Heat 2 tablespoons oil in a skillet over medium-high heat. Fry tortillas for 5 seconds on each side. Drain on paper towels and keep warm.

3

Divide chicken, 10 ounces of Monterey Jack cheese, and minced onion evenly among tortillas. Roll up each tortilla and place seam-side down in the baking dish.

4

In a saucepan, melt butter over medium heat. Add flour and whisk until bubbly. Gradually add chicken broth, stirring constantly until thickened. Mix in sour cream and green chiles.
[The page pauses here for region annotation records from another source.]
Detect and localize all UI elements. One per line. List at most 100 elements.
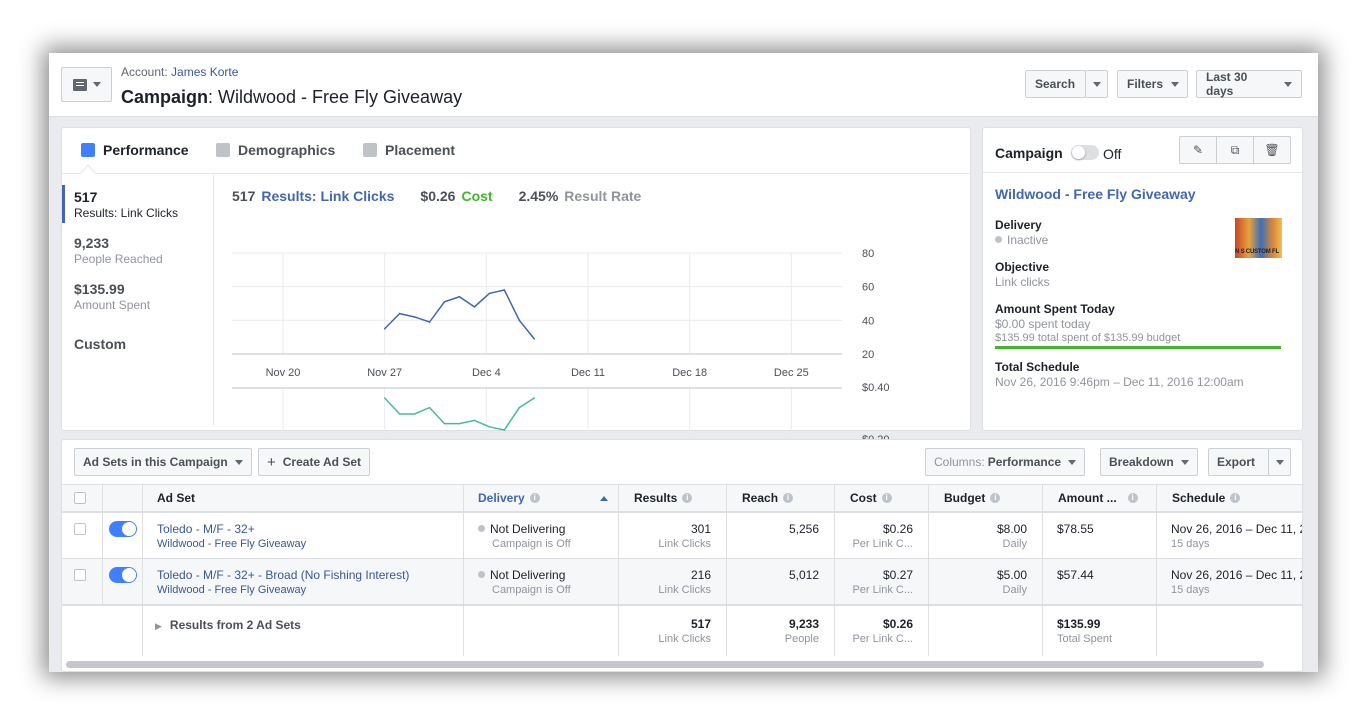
results-type: Link Clicks: [658, 584, 711, 596]
metric-reach[interactable]: 9,233 People Reached: [74, 235, 163, 266]
column-header-amount-spent[interactable]: Amount ... i: [1042, 485, 1156, 511]
row-checkbox[interactable]: [74, 523, 86, 535]
info-icon[interactable]: i: [990, 493, 1001, 503]
campaign-panel-title: Campaign: [995, 145, 1063, 161]
select-all-checkbox[interactable]: [74, 492, 86, 504]
amount-cell: $57.44: [1042, 559, 1156, 604]
ad-set-name-link[interactable]: Toledo - M/F - 32+ - Broad (No Fishing I…: [157, 568, 410, 582]
account-name-link[interactable]: James Korte: [171, 65, 239, 79]
info-icon[interactable]: i: [529, 493, 540, 503]
tab-demographics[interactable]: Demographics: [216, 142, 335, 158]
metric-results[interactable]: 517 Results: Link Clicks: [74, 189, 178, 220]
column-header-reach[interactable]: Reach i: [726, 485, 834, 511]
ad-set-status-toggle[interactable]: [109, 567, 137, 583]
column-header-delivery[interactable]: Delivery i: [463, 485, 618, 511]
cost-data-point: [383, 397, 386, 399]
table-toolbar: Ad Sets in this Campaign + Create Ad Set …: [62, 440, 1302, 484]
amount-value: $78.55: [1057, 522, 1094, 536]
summary-amount-type: Total Spent: [1057, 633, 1113, 645]
campaign-status-toggle[interactable]: [1071, 145, 1099, 160]
breakdown-dropdown[interactable]: Breakdown: [1100, 448, 1198, 476]
tab-placement[interactable]: Placement: [363, 142, 455, 158]
info-icon[interactable]: i: [1127, 493, 1138, 503]
search-dropdown-button[interactable]: [1085, 70, 1108, 98]
column-title: Ad Set: [157, 491, 196, 505]
schedule-info: Total Schedule Nov 26, 2016 9:46pm – Dec…: [995, 360, 1244, 389]
ad-sets-scope-dropdown[interactable]: Ad Sets in this Campaign: [74, 448, 252, 476]
performance-panel: Performance Demographics Placement 517 R…: [61, 127, 971, 446]
columns-value: Performance: [987, 455, 1062, 469]
column-title: Delivery: [478, 491, 525, 505]
cost-data-point: [413, 413, 416, 415]
export-label: Export: [1217, 455, 1256, 469]
y-tick-label: 40: [862, 315, 874, 327]
column-header-schedule[interactable]: Schedule i: [1156, 485, 1302, 511]
column-header-ad-set[interactable]: Ad Set: [142, 485, 463, 511]
summary-reach-value: 9,233: [788, 617, 819, 631]
campaign-panel-header: Campaign Off ✎ ⧉ 🗑: [983, 128, 1302, 173]
results-value: 216: [690, 568, 711, 582]
export-button[interactable]: Export: [1208, 448, 1269, 476]
plus-icon: +: [267, 453, 276, 471]
edit-button[interactable]: ✎: [1180, 137, 1216, 163]
expand-arrow-icon[interactable]: ▶: [155, 621, 162, 631]
budget-cell: $8.00 Daily: [928, 513, 1042, 558]
x-tick-label: Dec 25: [774, 367, 809, 379]
cost-value: $0.27: [882, 568, 913, 582]
cost-data-point: [443, 422, 446, 425]
results-data-point: [503, 289, 506, 291]
cost-data-point: [428, 406, 431, 409]
cost-data-point: [488, 426, 491, 428]
delete-button[interactable]: 🗑: [1253, 137, 1290, 163]
ad-set-name-cell: Toledo - M/F - 32+ Wildwood - Free Fly G…: [142, 513, 463, 558]
duplicate-button[interactable]: ⧉: [1216, 137, 1253, 163]
y-tick-label: 60: [862, 282, 874, 294]
sort-ascending-icon: [599, 495, 608, 501]
create-ad-set-button[interactable]: + Create Ad Set: [258, 448, 371, 476]
column-header-results[interactable]: Results i: [618, 485, 726, 511]
info-icon[interactable]: i: [1230, 493, 1241, 503]
custom-metric-button[interactable]: Custom: [74, 336, 127, 352]
filters-label: Filters: [1127, 77, 1164, 91]
results-data-point: [488, 292, 491, 295]
create-label: Create Ad Set: [282, 455, 362, 469]
column-header-cost[interactable]: Cost i: [834, 485, 928, 511]
info-icon[interactable]: i: [682, 493, 693, 503]
row-checkbox[interactable]: [74, 569, 86, 581]
account-menu-button[interactable]: [61, 67, 112, 102]
tab-performance[interactable]: Performance: [81, 142, 189, 158]
cost-series-line: [384, 397, 535, 431]
schedule-cell: Nov 26, 2016 – Dec 11, 2 15 days: [1156, 513, 1302, 558]
delivery-value: Inactive: [1007, 233, 1049, 247]
delivery-info: Delivery Inactive: [995, 218, 1048, 247]
columns-label: Columns:: [934, 455, 985, 469]
ad-set-status-toggle[interactable]: [109, 521, 137, 537]
filters-button[interactable]: Filters: [1117, 70, 1188, 98]
column-title: Reach: [742, 491, 779, 505]
table-row[interactable]: Toledo - M/F - 32+ - Broad (No Fishing I…: [62, 558, 1302, 604]
metric-amount-spent[interactable]: $135.99 Amount Spent: [74, 281, 150, 312]
chevron-down-icon: [1275, 459, 1284, 465]
cost-cell: $0.26 Per Link C...: [834, 513, 928, 558]
campaign-actions: ✎ ⧉ 🗑: [1179, 136, 1291, 164]
row-toggle-cell: [102, 513, 142, 558]
info-icon[interactable]: i: [881, 493, 892, 503]
ad-set-name-link[interactable]: Toledo - M/F - 32+: [157, 522, 255, 536]
campaign-name-link[interactable]: Wildwood - Free Fly Giveaway: [995, 186, 1196, 202]
info-icon[interactable]: i: [783, 493, 794, 503]
columns-dropdown[interactable]: Columns: Performance: [925, 448, 1086, 476]
search-label: Search: [1035, 77, 1076, 91]
objective-value: Link clicks: [995, 275, 1050, 289]
campaign-link[interactable]: Wildwood - Free Fly Giveaway: [157, 584, 307, 596]
column-header-budget[interactable]: Budget i: [928, 485, 1042, 511]
horizontal-scrollbar[interactable]: [66, 661, 1264, 668]
search-button[interactable]: Search: [1025, 70, 1086, 98]
results-data-point: [458, 295, 461, 298]
table-row[interactable]: Toledo - M/F - 32+ Wildwood - Free Fly G…: [62, 512, 1302, 558]
campaign-link[interactable]: Wildwood - Free Fly Giveaway: [157, 538, 307, 550]
results-label: Results: Link Clicks: [261, 188, 395, 204]
date-range-button[interactable]: Last 30 days: [1196, 70, 1302, 98]
cost-value: $0.26: [420, 188, 456, 204]
export-dropdown-button[interactable]: [1268, 448, 1291, 476]
chevron-down-icon: [1171, 81, 1180, 87]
Heat thoroughly without boiling.

5

Pour sauce over the tortillas in the baking dish.

6

Bake the enchiladas in the preheated oven for 20 minutes. Top with remaining Monterey Jack cheese and bake for another 5 minutes until bubbly and golden.

7

Garnish with chopped green onions and cilantro before serving.

NUTRIENTS

Per 1 serving

🔥

798

Calories

  • 50
    Protein
  • 33
    Carbs
  • 52
    Fats

💡 To save time, use store-bought rotisserie chicken instead of cooking the chicken breasts yourself.For a spicier kick, use hotter green chiles or add a pinch of cayenne pepper.Leftovers can be refrigerated for up to 3 days and reheated in the microwave.